2010/05/28

VMWare Fusion + native boot on the same Linux partition

If you are searching for peculiar problems, try this thing: having a Boot Camp partition in a Mac, install Linux in it, and make it boot both natively and inside VMWare Fusion.

Long time ago, I used to have just that, and it worked perfectly. I even mounted the HFS+ partition from Linux and EXT2 partition from Mac.

Some days ago I tried the trick again with Ubuntu 10.04 and it didn't work. I tried almost everything I could think of. The nearest hit was [1] but the recipe didn't work either: once I fixed the boot for one mode, it ceased to work for the other.
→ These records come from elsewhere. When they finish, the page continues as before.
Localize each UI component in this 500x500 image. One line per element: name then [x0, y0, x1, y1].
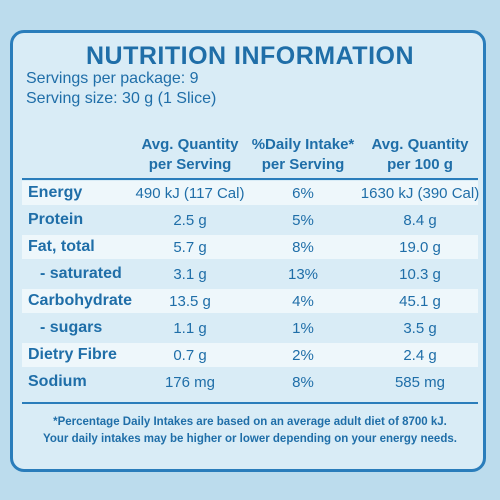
footnote: Your daily intakes may be higher or lowe… [43, 433, 457, 445]
column-header: %Daily Intake* per Serving [251, 136, 355, 173]
rule [22, 402, 478, 404]
row-name: Dietry Fibre [28, 346, 117, 363]
row-name: Fat, total [28, 238, 95, 255]
cell: 585 mg [394, 374, 446, 391]
cell: 2.5 g [173, 212, 207, 229]
cell: 19.0 g [399, 239, 441, 256]
cell: 10.3 g [399, 266, 441, 283]
row-name: Energy [28, 184, 83, 201]
row-name: Sodium [28, 373, 87, 390]
serving-size: Serving size: 30 g (1 Slice) [26, 90, 217, 107]
row-stripe [22, 289, 478, 313]
cell: 5.7 g [173, 239, 207, 256]
cell: 13.5 g [169, 293, 211, 310]
column-header: Avg. Quantity per Serving [141, 136, 239, 173]
cell: 13% [287, 266, 319, 283]
cell: 8% [292, 374, 314, 391]
cell: 8.4 g [403, 212, 437, 229]
title: NUTRITION INFORMATION [85, 42, 415, 70]
footnote: *Percentage Daily Intakes are based on a… [53, 416, 447, 428]
row-stripe [22, 343, 478, 367]
cell: 2% [292, 347, 314, 364]
cell: 3.5 g [403, 320, 437, 337]
row-name: - saturated [40, 265, 122, 282]
cell: 3.1 g [173, 266, 207, 283]
cell: 2.4 g [403, 347, 437, 364]
cell: 1.1 g [173, 320, 207, 337]
row-name: Carbohydrate [28, 292, 133, 309]
cell: 45.1 g [399, 293, 441, 310]
row-stripe [22, 235, 478, 259]
cell: 5% [292, 212, 314, 229]
cell: 0.7 g [173, 347, 207, 364]
row-stripe [22, 181, 478, 205]
row-name: Protein [28, 211, 84, 228]
cell: 8% [292, 239, 314, 256]
column-header: Avg. Quantity per 100 g [371, 136, 469, 173]
cell: 1630 kJ (390 Cal) [360, 185, 480, 202]
cell: 1% [292, 320, 314, 337]
row-name: - sugars [40, 319, 103, 336]
cell: 490 kJ (117 Cal) [135, 185, 245, 202]
cell: 4% [292, 293, 314, 310]
servings: Servings per package: 9 [26, 70, 199, 87]
cell: 6% [292, 185, 314, 202]
cell: 176 mg [164, 374, 216, 391]
rule [22, 178, 478, 180]
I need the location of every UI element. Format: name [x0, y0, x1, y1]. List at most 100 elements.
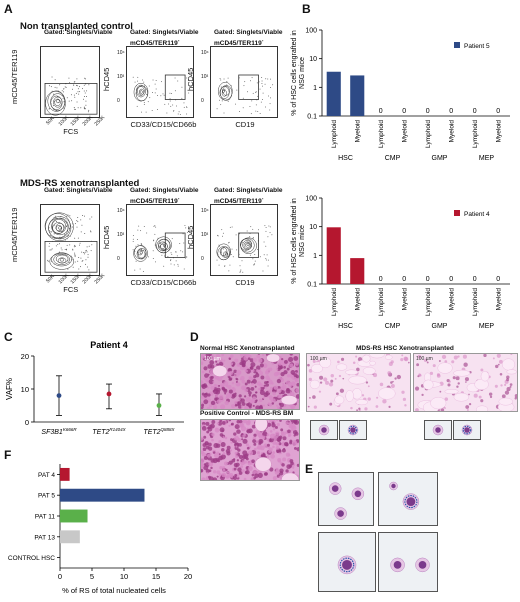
event-dot: [261, 98, 263, 100]
cell-nucleus: [382, 399, 387, 404]
data-point: [106, 391, 112, 397]
cell-nucleus: [290, 404, 296, 409]
event-dot: [73, 94, 75, 96]
category-label: PAT 13: [34, 534, 55, 541]
cell-nucleus: [277, 385, 281, 390]
cell-nucleus: [361, 394, 365, 397]
zero-label: 0: [449, 108, 453, 115]
fat-vacuole: [319, 356, 332, 369]
event-dot: [177, 265, 179, 267]
cell-nucleus: [295, 394, 299, 399]
cell-nucleus: [269, 420, 273, 423]
cell-nucleus: [504, 390, 510, 395]
event-dot: [147, 256, 149, 258]
cell-nucleus: [372, 373, 378, 378]
cell-nucleus: [266, 455, 270, 458]
event-dot: [269, 232, 271, 234]
cell-nucleus: [228, 368, 232, 372]
cell-nucleus: [335, 392, 339, 396]
cell-nucleus: [255, 373, 260, 378]
fat-vacuole: [280, 395, 298, 406]
cell-nucleus: [207, 426, 210, 430]
cell-nucleus: [279, 468, 284, 473]
x-axis-label: % of RS of total nucleated cells: [62, 586, 166, 595]
event-dot: [53, 94, 55, 96]
flow-ylabel-bottom-1: mCD45/TER119: [10, 207, 19, 262]
cell-nucleus: [276, 365, 279, 368]
cell-nucleus: [241, 363, 246, 368]
cell-nucleus: [492, 357, 495, 360]
event-dot: [136, 80, 138, 82]
contour-line: [163, 244, 166, 248]
cell-nucleus: [211, 420, 216, 424]
event-dot: [271, 234, 273, 236]
flow-tick-y: 0: [117, 256, 120, 262]
event-dot: [176, 105, 178, 107]
cell-nucleus: [497, 363, 500, 366]
cell-nucleus: [489, 395, 493, 399]
cell-nucleus: [379, 382, 384, 387]
legend-label: Patient 4: [464, 211, 490, 218]
fat-vacuole: [345, 369, 359, 375]
cell-nucleus: [210, 400, 216, 406]
cell-image: [337, 555, 357, 575]
cell-nucleus: [251, 398, 256, 403]
event-dot: [240, 269, 242, 271]
cell-nucleus: [239, 354, 245, 358]
event-dot: [224, 265, 226, 267]
fat-vacuole: [475, 405, 489, 411]
event-dot: [242, 97, 244, 99]
cell-nucleus: [337, 360, 340, 364]
cell-nucleus: [276, 449, 280, 454]
event-dot: [146, 93, 148, 95]
cell-nucleus: [290, 370, 296, 375]
event-dot: [259, 88, 261, 90]
cell-nucleus: [509, 383, 513, 386]
cell-nucleus: [468, 402, 472, 406]
event-dot: [185, 257, 187, 259]
y-label-line: NSG mice: [299, 225, 306, 257]
cell-nucleus: [203, 383, 207, 388]
event-dot: [64, 233, 66, 235]
cell-nucleus: [281, 384, 287, 390]
event-dot: [83, 98, 85, 100]
event-dot: [268, 225, 270, 227]
cell-nucleus: [365, 381, 369, 384]
cell-image: [432, 424, 444, 436]
event-dot: [137, 244, 139, 246]
cell-nucleus: [514, 394, 517, 398]
fat-vacuole: [212, 365, 228, 377]
cell-nucleus: [211, 438, 214, 442]
cell-nucleus: [276, 378, 282, 384]
cell-nucleus: [356, 409, 358, 411]
event-dot: [63, 88, 65, 90]
iron-ring: [404, 495, 418, 509]
cell-nucleus: [293, 356, 299, 361]
event-dot: [74, 245, 76, 247]
cell-nucleus: [239, 361, 243, 366]
histology-mdsrs-image-1: [306, 353, 411, 412]
event-dot: [157, 95, 159, 97]
event-dot: [267, 78, 269, 80]
event-dot: [154, 92, 156, 94]
flow-tick-y: 10³: [117, 74, 125, 80]
x-tick-label: 20: [184, 572, 192, 581]
category-label: PAT 5: [38, 493, 55, 500]
event-dot: [83, 106, 85, 108]
event-dot: [216, 259, 218, 261]
cell-nucleus: [275, 469, 280, 474]
event-dot: [87, 254, 89, 256]
event-dot: [53, 93, 55, 95]
event-dot: [185, 227, 187, 229]
cell-nucleus: [455, 376, 460, 381]
cell-nucleus: [330, 374, 334, 378]
event-dot: [173, 264, 175, 266]
cell-nucleus: [231, 422, 234, 426]
event-dot: [139, 268, 141, 270]
event-dot: [84, 233, 86, 235]
event-dot: [67, 260, 69, 262]
tissue-texture: [414, 354, 517, 411]
event-dot: [53, 217, 55, 219]
cell-nucleus: [451, 360, 455, 364]
cell-image-3: [318, 532, 376, 592]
The solution I found was to use Super Grub Disk for booting inside VM. I downloaded the ISO and configured the virtual machine to boot from CD (that is, from CD image). In the Super Grub Disk menu, I select "detect any OS" and it magically finds the GRUB configuration in Boot Camp partition.

In my case, I chose to keep the "original" GRUB installed on /dev/sda3 as the native one. I could have done the opposite choice, but then I'd need a real CD or USB stick to boot Linux in native mode. (A really paranoid guy might choose not to install GRUB at all, and always boot from CD, both in native and virtual modes.)

Since this "dual boot" configuration is a sure source of future problems (e.g. if GRUB package is updated from within the VM, in the course of a typical software update), it seems to be a good idea to burn a real ISO with Super Grub Disk and have it around, should the native bootloading is spoiled again.

I am not sure what is the problem that prevents GRUB from working in both environments. It just seems that, even though the VM partition is bound to the "raw" disk partition, VM exports the disk in a slightly different way to the bootloader. Perhaps it adds a fake MBR to create the illusion of a whole disk, honestly I don't know. It used to work with GRUB1, and no longer works with GRUB2. (I have seen another recipe that suggested installing an old version of Ubuntu and then upgrade to more recent, in order to keep the old bootloader.)